Friday, April 27, 2012

Obama Caved to the Agribusiness Lobby

Faced with political pressure from Republicans and farming groups, the White House decided in April 2012 not to go ahead with rules that would have prevented children from “operating heavy machinery, handling tobacco crops, working in grain silos or performing other jobs considered potentially dangerous.”[1] The Labor Department issued a statement indicating it was withdrawing the rules due to concern from the public over how they could affect family farms. “The Obama administration is firmly committed to promoting family farmers and respecting the rural way of life, especially the role that parents and other family members play in passing those traditions down through the generations,” the department announced.[2] I contend that this rationale was a ruse intended to cover up the true source of the political pressure. Family farms were actually exempted from the proposed rules.

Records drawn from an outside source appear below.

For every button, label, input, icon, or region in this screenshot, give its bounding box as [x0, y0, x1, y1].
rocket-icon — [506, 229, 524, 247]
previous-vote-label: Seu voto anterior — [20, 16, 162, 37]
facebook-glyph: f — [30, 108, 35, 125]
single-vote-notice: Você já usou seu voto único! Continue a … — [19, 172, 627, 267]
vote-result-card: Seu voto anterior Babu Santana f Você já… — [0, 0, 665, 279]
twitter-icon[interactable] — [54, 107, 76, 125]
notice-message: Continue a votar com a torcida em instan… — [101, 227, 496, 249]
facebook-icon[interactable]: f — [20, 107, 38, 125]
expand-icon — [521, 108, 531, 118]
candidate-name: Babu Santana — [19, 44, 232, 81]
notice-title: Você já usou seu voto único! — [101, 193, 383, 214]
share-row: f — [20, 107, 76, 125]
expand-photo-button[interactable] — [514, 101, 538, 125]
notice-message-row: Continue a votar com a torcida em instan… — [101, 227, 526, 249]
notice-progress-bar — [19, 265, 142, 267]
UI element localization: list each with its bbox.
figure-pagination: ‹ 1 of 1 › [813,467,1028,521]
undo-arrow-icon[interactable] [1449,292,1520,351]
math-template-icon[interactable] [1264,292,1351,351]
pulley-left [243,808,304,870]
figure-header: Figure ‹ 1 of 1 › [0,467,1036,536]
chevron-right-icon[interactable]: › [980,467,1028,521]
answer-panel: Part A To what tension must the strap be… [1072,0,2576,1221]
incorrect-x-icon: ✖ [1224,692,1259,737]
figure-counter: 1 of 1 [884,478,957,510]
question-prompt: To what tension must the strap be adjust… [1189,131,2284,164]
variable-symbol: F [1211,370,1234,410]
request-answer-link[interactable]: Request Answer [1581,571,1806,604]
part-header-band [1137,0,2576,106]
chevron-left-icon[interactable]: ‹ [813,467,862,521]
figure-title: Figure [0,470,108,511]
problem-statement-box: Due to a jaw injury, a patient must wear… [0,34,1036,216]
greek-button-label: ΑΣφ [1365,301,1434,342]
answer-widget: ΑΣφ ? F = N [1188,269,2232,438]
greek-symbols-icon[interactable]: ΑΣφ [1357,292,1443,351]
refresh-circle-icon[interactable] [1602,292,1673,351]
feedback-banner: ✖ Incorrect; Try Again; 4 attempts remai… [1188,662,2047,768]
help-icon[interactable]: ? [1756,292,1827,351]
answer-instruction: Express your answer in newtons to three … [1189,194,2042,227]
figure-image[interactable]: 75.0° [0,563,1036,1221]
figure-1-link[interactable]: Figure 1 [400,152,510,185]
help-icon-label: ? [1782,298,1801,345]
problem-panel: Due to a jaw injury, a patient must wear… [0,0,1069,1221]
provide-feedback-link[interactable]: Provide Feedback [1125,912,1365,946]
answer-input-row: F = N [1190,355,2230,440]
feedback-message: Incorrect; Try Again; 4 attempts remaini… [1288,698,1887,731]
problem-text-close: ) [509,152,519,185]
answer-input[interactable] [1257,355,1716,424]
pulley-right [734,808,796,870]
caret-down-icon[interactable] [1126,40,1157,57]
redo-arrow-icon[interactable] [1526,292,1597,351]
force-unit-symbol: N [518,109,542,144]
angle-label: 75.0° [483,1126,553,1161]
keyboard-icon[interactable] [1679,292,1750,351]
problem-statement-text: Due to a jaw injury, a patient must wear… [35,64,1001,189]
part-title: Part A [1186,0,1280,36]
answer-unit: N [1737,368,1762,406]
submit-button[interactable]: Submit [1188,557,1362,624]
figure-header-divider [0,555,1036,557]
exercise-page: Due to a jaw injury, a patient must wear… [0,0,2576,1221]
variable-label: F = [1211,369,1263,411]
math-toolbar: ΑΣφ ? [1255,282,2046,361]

"Although family farms were actually exempted from the proposed rules, many opponents cast them as an assault on family farms and rural traditions, saying the White House wanted to keep children from doing even small chores. In fact, the rules would only have affected minors who were formally employed and on farm payrolls.”[3] To get at why Republicans would have stressed the family farm ruse, it is necessary to go to the funding—for motivation tends to follow it.


From 1996 through at least 2012, agribusiness has given much more to Republicans than to Democrats.[4] The disproportionate giving gave Republican lawmakers a financial (and political) incentive to protect agricultural corporations from regulations they do not want. Because the family farm has a much better reputation in society, it makes political sense that Republicans (and even the farm groups) would claim to be protecting the family farm when the real intent is to keep agribusiness free of unwanted regulations. What is surprising is not the subterfuge; rather, the surprise lies with the Democrat in the White House who caved into the agribusiness interest in spite of where that sector was directing its political contributions. Given the political maxim that perception can become reality, it is likely that the family farm subterfuge worked and Obama felt he had to acquiesce to it or be viewed as against the rural family in the midst of his re-election campaign.

See Related Essay: “Oil and Gas Companies: Citizens Buying Government

1. Dave Jamieson, “Child Labor Farm Rules Scrapped by White House under Political Pressure,” The Huffington Post, April 27, 2012.
2. Ibid.
3. Ibid.
4. Dan Froomkin, "Corporate Campaign Contributions Show Some Industries Giving Up Appearance of Bipartisanship,”  The Huffington Post, April 26, 2012.